Doomscrolling is harmful to one's mental health, causing and exacerbating anxiety, tension, despair, and panic. Long before today's doomscrolling, studies indicated that social media use had a deleterious impact on mental health. It causes worry and despair, increases loneliness, and leads to harmful comparisons with others. Doomscrolling is a dangerous habit to which we are all susceptible. This has impacted human lives in many ways. It has weakened the bond between family members and friends, increased the curiosity to get the news updates, and has distanced people from nature. If you've found yourself falling down a rabbit hole of nasty posts on your social media news feeds, take measures to overcome that.

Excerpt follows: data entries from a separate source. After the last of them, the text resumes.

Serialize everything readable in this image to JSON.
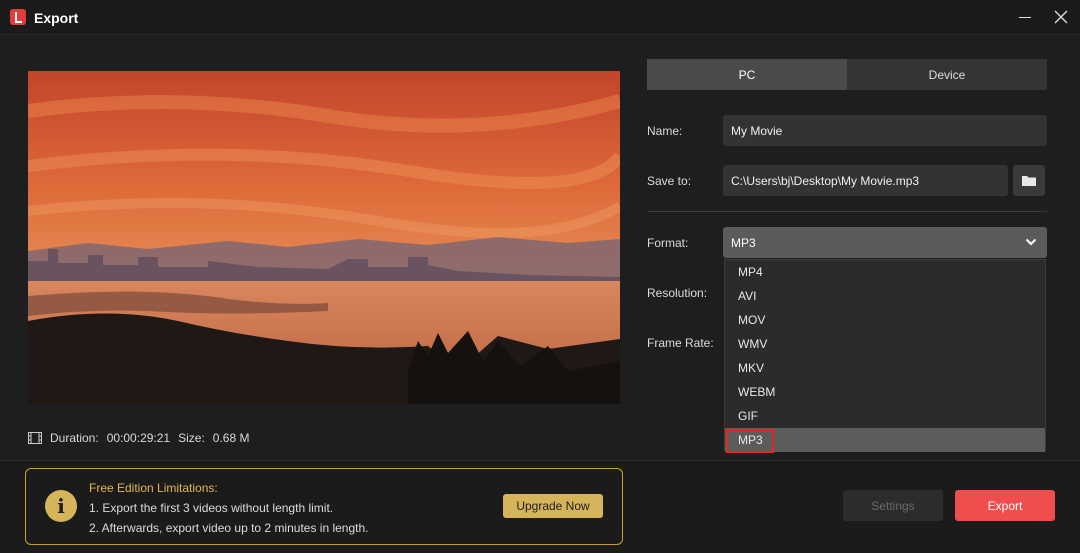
{
  "window": {
    "title": "Export"
  },
  "preview": {
    "duration_label": "Duration:",
    "duration_value": "00:00:29:21",
    "size_label": "Size:",
    "size_value": "0.68 M"
  },
  "tabs": [
    {
      "label": "PC",
      "active": true
    },
    {
      "label": "Device",
      "active": false
    }
  ],
  "form": {
    "name_label": "Name:",
    "name_value": "My Movie",
    "save_label": "Save to:",
    "save_value": "C:\\Users\\bj\\Desktop\\My Movie.mp3",
    "format_label": "Format:",
    "format_value": "MP3",
    "resolution_label": "Resolution:",
    "framerate_label": "Frame Rate:"
  },
  "format_options": [
    "MP4",
    "AVI",
    "MOV",
    "WMV",
    "MKV",
    "WEBM",
    "GIF",
    "MP3"
  ],
  "selected_format": "MP3",
  "limitations": {
    "title": "Free Edition Limitations:",
    "line1": "1. Export the first 3 videos without length limit.",
    "line2": "2. Afterwards, export video up to 2 minutes in length.",
    "upgrade_label": "Upgrade Now"
  },
  "footer": {
    "settings_label": "Settings",
    "export_label": "Export"
  },
  "colors": {
    "accent": "#f04e4e",
    "gold": "#d6b55a",
    "highlight_border": "#e02626"
  }
}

Due to the pandemic, the year 2020 appeared to be the end of the world. No one alive today has ever experienced a pandemic of this magnitude, and the sense of impending doom and Armageddon is palpable. Doomscrolling is also due to the constant updating of facts on the outbreak. You start to have the feeling that the world is ending while attempting to stay up with the news and safety information. The method backfires, leaving you with a sense of unease and foreboding in an attempt to be proactive and aware of the threats surrounding you.
How can we stop it?
If you've ever fallen into the doomscrolling habit, you're probably not surprised to learn that it's terrible for your mental health. Recognizing a harmful behavior like doomscrolling is the first step towards overcoming it. Set some boundaries and a timer for yourself. Keeping the phone out of the bedroom, scrolling mindfully, setting news intake restrictions, focusing on the positive, taking a break from technology for a while, and spending more time doing things that make you feel good are some real ways to reclaim our mental health.